The Parliamentary Budget Office recently revealed that franking credits cost the government $5.8 billion each year. KPMG also warned that the government might revisit the policy to ease the strain on the country’s tax base.
Australia’s major banks may be under pressure to suspend dividend payments during the pandemic.
Several central banks have already moved to stop them, including the Reserve Bank of New Zealand, which told local banks on Thursday to stop paying dividends to shareholders and parent banks in Australia.
The central banks hope to “further support the stability of the financial system during this period of economic uncertainty” and say the order would remain in place until the economy has “sufficiently recovered”.
The UK’s biggest banks have also agreed to scrap billions in dividend payments as “a sensible precautionary step given the unique role that banks need to play in supporting the wider economy through a period of economic disruption”.
Increased job losses and economic damage mean Australian banks are now under pressure to follow suit. The RBA and the federal government have announced a raft of measures aimed at supporting individuals and businesses throughout the crisis.
These include cheap credit for banks that will be converted to low-interest loans to help float businesses, and six-month deferred repayments for homeowners and businesses.
Banks may have to suspend dividend payouts to assist these measures.
“APRA is actively engaging with banks to understand their intended approach to dividends, as well as other distributions to shareholders or employees, given current uncertainties,” an Australian Prudential Regulation Authority (APRA) spokesperson told The New Daily.
“For the time being, decisions on dividends and variable remuneration remain matters for boards to determine in line with their obligations under APRA’s prudential framework.
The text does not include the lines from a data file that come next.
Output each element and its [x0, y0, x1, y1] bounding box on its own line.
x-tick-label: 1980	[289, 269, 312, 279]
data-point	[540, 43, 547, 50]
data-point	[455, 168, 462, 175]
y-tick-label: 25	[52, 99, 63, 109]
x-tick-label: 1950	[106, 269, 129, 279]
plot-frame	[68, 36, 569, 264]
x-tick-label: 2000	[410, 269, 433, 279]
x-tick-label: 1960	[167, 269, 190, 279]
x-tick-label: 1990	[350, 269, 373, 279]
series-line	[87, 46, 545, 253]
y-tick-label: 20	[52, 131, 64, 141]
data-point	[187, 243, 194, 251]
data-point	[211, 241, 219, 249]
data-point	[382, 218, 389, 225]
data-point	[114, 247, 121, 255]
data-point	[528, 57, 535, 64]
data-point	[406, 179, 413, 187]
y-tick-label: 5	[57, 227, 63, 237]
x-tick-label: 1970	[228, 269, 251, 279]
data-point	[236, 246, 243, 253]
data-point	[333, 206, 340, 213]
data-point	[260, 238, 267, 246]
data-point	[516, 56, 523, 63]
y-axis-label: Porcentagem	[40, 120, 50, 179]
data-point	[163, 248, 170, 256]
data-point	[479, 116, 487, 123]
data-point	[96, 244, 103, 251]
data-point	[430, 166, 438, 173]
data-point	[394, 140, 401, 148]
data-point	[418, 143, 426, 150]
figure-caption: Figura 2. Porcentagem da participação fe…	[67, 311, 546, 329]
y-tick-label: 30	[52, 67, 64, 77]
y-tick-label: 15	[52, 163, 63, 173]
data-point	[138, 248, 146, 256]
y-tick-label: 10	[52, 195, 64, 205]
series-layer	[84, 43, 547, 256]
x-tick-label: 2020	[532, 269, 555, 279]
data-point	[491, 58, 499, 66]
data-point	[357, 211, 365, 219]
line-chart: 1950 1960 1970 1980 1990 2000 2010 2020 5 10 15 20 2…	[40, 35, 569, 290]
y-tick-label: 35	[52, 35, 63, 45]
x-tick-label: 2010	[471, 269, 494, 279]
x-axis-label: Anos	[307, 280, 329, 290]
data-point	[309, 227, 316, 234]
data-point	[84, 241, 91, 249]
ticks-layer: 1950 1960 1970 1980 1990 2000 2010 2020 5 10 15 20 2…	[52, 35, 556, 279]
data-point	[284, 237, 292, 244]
“[APRA had] advised banks that it expects them to prudently manage their capital and ensure their actions in the foreseeable future are consistent with their ability to provide ongoing credit support to the broader economy.”
Prime Minister Scott Morrison has stated that the nation’s financial regulators had, so far, no plans to scrap dividends.
“The Council of Financial Regulators is considering this matter,” he said.
“But we have not received that advice to move to that level.”
Economist Saul Eslake said that scrapping dividends would protect banks’ capital and boost their capacity to lend and might be regarded by the community as a “sacrifice being made by shareholders and banks at a time when lots of other people are making sacrifices”.
“But the counter argument, of course, is that an awful lot of mums and dads, self-funded retirees, and so forth, do rely on bank dividends as an important source of their income,” he said, adding that super funds could also suffer as they, too, own plenty of bank shares.
But the real victims would be those of modest means who rely on dividends for income. Retirees who rely on dividends even more in the current low-interest rate environment would fall into that category.
Do you rely on dividends to fund your retirement? Are you prepared to sacrifice franking credits to help fund the government’s three stimulus packages?